COMENTÁRIOS ACERCA DA RESPONSABILIDADE CIVIL CONTRATUAL, PRÉ-CONTRATUAL E PÓS-CONTRATUAL-2

Parte 2/4

Leonardo de Faria Beraldo
Advogado; Professor; Mestre em Direito pela PUC Minas. Especialista em Processo Civil; Membro da Lista de Árbitros e do Conselho Deliberativo da CAMARB – Câmara de Arbitragem Empresarial Brasil.

3 Outras Questões Envolvendo as Responsabilidades Contratual e Extracontratual
3.1 Ainda Há Necessidade de se Diferenciar Estas Duas Espécies de Responsabilidade Civil?
A velha classificação da responsabilidade civil em contratual e extracontratual é uma necessidade ou um capricho?
A resposta, a nosso ver, é: uma necessidade, pelo menos enquanto não houver uma reforma legislativa deixando bem claras as coisas.

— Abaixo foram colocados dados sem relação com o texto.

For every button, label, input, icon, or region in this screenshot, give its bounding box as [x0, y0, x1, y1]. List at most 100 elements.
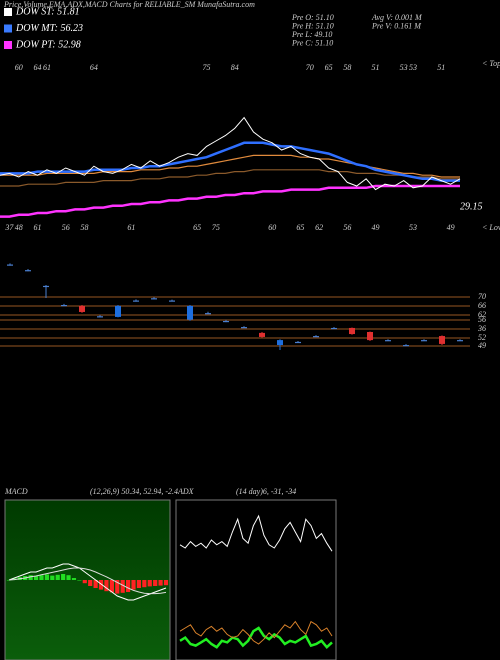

Isto porque, como vimos no item anterior, várias são as diferenças entre as duas espécies clássicas de responsabilidade civil.
Não bastasse, existe uma questão muito importante na responsabilidade contratual que não seria possível, a princípio, existir na responsabilidade aquiliana. Trata-se da cláusula limitativa de responsabilidade 18, pela qual as partes podem acordar em limitar, atenuar ou até mesmo excluir o dever de indenizar em certos casos. Na responsabilidade extracontratual, apesar de existir um dever geral de não lesar, é sabido que não existe contrato, logo, não seria possível existir tal cláusula. Imperioso registrar que, em se tratando de relações de consumo, é expressamente vedada a estipulação destas cláusulas, haja vista o art. 25 do Código de Defesa do Consumidor. Todavia, caso houvesse a unificação das duas espécies, ainda assim seria possível que a lei ressalvasse a possibilidade da conservação da cláusula limitativa de responsabilidade.

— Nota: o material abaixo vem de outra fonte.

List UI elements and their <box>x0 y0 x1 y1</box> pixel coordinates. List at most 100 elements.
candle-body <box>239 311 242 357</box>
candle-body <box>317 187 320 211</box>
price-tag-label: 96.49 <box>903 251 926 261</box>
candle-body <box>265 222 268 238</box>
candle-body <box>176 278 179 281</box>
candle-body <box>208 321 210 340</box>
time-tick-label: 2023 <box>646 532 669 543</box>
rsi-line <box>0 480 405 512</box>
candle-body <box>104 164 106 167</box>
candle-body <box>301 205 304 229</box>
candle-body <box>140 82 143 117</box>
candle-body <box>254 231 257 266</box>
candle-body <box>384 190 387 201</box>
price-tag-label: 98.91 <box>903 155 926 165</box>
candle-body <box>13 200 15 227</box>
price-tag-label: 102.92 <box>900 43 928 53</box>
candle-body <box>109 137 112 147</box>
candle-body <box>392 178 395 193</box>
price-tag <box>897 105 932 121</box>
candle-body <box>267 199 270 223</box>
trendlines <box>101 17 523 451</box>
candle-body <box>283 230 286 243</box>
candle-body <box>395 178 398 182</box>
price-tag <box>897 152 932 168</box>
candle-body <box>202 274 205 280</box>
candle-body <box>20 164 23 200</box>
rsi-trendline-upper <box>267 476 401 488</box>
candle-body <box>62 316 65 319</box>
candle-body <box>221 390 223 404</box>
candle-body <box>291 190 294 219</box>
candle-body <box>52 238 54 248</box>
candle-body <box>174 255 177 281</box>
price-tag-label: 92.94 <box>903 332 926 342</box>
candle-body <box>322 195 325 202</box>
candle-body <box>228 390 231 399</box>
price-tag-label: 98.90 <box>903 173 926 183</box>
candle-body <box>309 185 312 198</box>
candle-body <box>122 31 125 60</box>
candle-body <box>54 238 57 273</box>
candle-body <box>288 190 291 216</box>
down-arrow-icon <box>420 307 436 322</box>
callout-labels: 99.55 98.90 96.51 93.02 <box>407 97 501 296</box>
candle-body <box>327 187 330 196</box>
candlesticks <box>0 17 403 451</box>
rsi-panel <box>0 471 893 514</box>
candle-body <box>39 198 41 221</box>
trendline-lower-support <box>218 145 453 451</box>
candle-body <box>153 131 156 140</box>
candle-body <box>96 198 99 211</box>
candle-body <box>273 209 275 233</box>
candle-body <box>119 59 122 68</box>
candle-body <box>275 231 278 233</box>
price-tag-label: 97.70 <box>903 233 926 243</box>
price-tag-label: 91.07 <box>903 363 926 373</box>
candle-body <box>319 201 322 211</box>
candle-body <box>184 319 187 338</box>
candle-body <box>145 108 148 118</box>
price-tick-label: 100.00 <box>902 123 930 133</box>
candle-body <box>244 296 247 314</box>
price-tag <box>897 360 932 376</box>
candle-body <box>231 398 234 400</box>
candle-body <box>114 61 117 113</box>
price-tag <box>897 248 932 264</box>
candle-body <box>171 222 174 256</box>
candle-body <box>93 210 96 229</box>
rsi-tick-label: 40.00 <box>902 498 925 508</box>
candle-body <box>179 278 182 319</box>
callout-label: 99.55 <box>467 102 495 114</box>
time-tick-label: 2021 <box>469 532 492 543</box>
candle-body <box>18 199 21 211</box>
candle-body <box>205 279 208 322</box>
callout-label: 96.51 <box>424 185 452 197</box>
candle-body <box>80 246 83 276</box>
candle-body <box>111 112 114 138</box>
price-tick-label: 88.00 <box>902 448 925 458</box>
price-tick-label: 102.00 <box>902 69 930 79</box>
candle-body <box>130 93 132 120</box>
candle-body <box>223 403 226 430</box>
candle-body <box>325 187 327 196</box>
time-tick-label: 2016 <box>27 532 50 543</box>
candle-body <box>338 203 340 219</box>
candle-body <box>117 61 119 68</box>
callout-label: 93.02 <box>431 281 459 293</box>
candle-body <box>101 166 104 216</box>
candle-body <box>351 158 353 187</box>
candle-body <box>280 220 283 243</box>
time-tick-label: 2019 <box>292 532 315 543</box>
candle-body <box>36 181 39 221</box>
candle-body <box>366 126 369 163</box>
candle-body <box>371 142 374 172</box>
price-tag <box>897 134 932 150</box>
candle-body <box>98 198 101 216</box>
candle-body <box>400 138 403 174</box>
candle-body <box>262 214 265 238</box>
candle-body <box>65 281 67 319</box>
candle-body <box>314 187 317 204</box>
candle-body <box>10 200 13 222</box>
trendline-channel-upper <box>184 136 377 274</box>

Assim sendo, concluímos pela necessidade da manutenção da separação tradicional entre responsabilidade civil contratual e extracontratual, principalmente em se tratando de contratos atípicos. Porém, importante registrar que, no direito comparado, há uma forte tendência em se unificá-las, como, por exemplo, na Suíça e na Alemanha, dentre outros 19.
3.2 E Quando as Duas Espécies se Confundirem? Qual das Duas Será Aplicada?
Quando, diante de um caso concreto, o magistrado estiver na dúvida sobre qual espécie de responsabilidade civil ocorreu, se contratual ou aquiliana, como deverá proceder? Essa questão foi muito bem colocada pelo português Mário Júlio de Almeida Costa 20. Ele fala em concurso de responsabilidade contratual e extracontratual (mas que fique bem claro: não se trata da hipótese de quando um mesmo fato produza dois danos, ou seja, responsabilidade contratual em relação a uma pessoa e responsabilidade extracontratual em face de um terceiro).
Ele se preocupa se, no caso concreto, poderá haver a possibilidade de a vítima deixar de receber algum valor se for aplicada a responsabilidade contratual ou vice-versa.
Mário Júlio de Almeida Costa é contra a chamada acção híbrida, que vem a ser uma ação na qual a pessoa poderá fazer uso das normas mais benéficas das responsabilidades contratual e extracontratual, afastando as que repute desvantajosas. Ele dá o exemplo de o credor se beneficiar do ônus da prova que recai sobre o devedor (contratual) e da solidariedade passiva (extracontratual).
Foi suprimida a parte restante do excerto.